Autre débat: faut-il se rendre mercredi à la séance censée clore la concertation sur "l'amélioration de la qualité du service public ferroviaire", au côté du patronat, d'associations d'élus, de collectivités et d'usagers, de députés et sénateurs, et d'ONG environnementales?

Alors que les syndicats ont décidé de ne plus discuter avec la ministre des Transports Élisabeth Borne, "logiquement, aucune organisation syndicale ne devrait y participer", avance Sébastien Mariani (CFDT). L'Unsa espère au contraire pouvoir "trouver la solution pour y participer".

Benjamin Griveaux, porte-parole du gouvernement, a appelé mardi l'intersyndicale à "regagner" la table des négociations pour "utiliser la totalité des heures disponibles".

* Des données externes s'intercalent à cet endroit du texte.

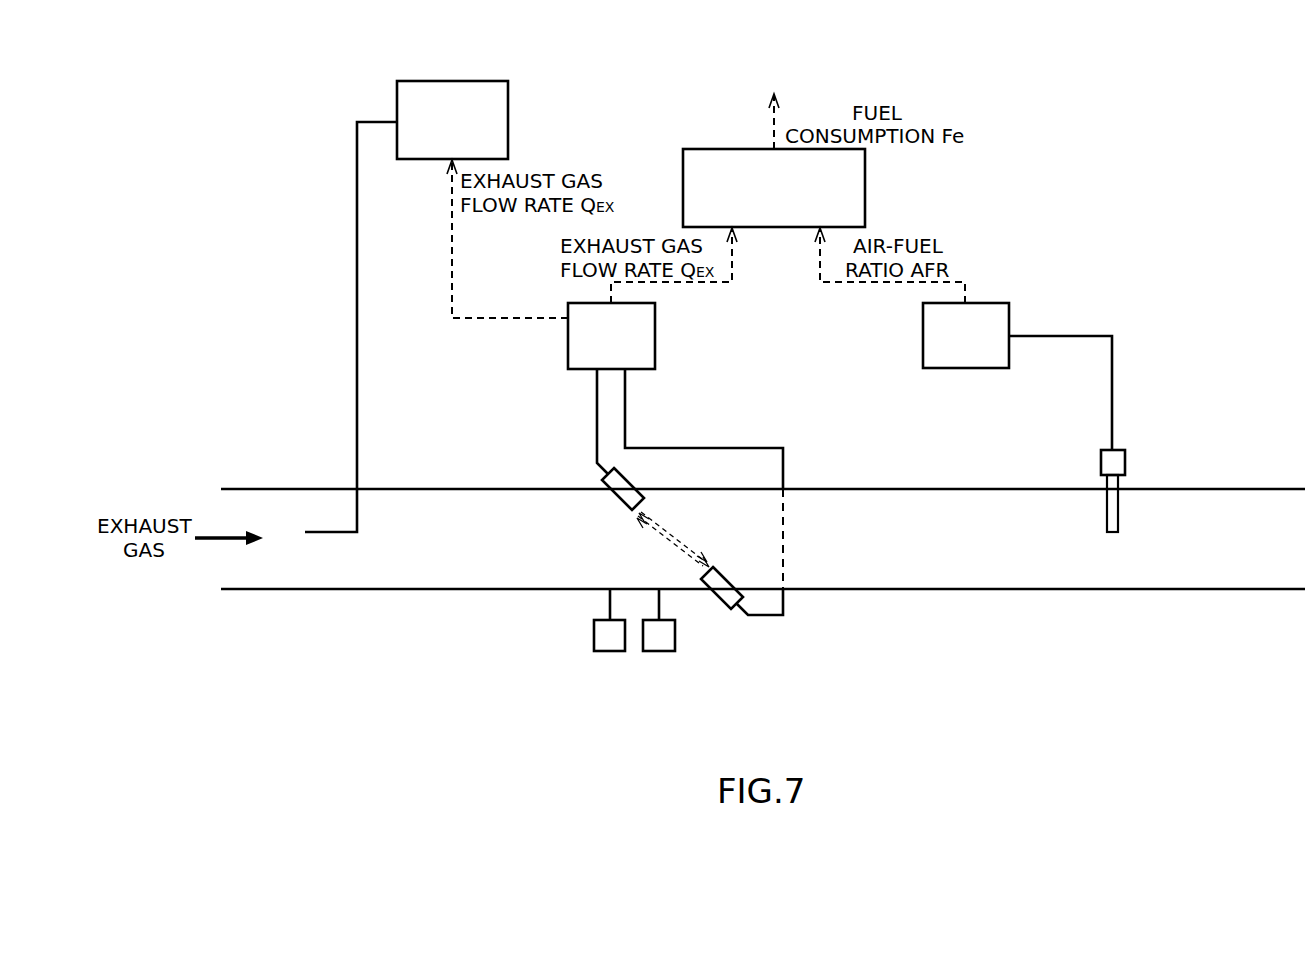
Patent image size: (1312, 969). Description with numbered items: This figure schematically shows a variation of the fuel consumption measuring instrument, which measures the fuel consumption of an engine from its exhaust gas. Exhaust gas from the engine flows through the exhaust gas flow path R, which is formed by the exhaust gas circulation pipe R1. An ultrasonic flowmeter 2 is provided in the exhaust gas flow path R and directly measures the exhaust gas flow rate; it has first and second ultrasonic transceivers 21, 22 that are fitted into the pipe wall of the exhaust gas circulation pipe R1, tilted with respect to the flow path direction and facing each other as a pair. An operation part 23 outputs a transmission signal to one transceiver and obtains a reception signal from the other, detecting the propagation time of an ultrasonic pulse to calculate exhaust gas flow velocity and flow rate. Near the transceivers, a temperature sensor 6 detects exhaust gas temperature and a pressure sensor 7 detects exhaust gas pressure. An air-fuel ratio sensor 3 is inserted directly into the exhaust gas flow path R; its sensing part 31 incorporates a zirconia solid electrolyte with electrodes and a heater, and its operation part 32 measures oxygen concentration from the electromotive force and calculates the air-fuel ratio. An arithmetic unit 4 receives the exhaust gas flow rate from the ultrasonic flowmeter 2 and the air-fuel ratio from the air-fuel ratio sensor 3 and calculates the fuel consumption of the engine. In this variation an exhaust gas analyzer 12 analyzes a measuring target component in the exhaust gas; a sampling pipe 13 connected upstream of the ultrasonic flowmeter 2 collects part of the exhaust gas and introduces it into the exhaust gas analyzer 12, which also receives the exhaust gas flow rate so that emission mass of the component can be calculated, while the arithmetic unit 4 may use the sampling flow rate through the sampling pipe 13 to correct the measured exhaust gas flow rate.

The ultrasonic flowmeter 2 is at (680, 483).
The air-fuel ratio sensor 3 is at (1059, 384).
The arithmetic unit 4 is at (865, 187).
The temperature sensor 6 is at (608, 651).
The pressure sensor 7 is at (675, 635).
The exhaust gas analyzer 12 is at (508, 121).
The sampling pipe 13 is at (356, 440).
The first ultrasonic transceiver 21 is at (621, 502).
The second ultrasonic transceiver 22 is at (727, 572).
The operation part 23 is at (568, 346).
The sensing part 31 is at (1125, 465).
The operation part 32 is at (965, 368).
The exhaust gas flow path R is at (880, 557).
The exhaust gas circulation pipe R1 is at (482, 589).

Des cadres supérieurs de la SNCF dénoncent, eux, "le jeu pernicieux et irresponsable" du gouvernement qui "met au pilori" les cheminots" et les soumet à un "chantage" sur la reprise de la dette, dans une lettre à Mme Borne.

A Air France, l'intersyndicale a promis d'annoncer jeudi "les jours de grèves prévus début mai" mais se réunissait mardi pour affiner sa stratégie.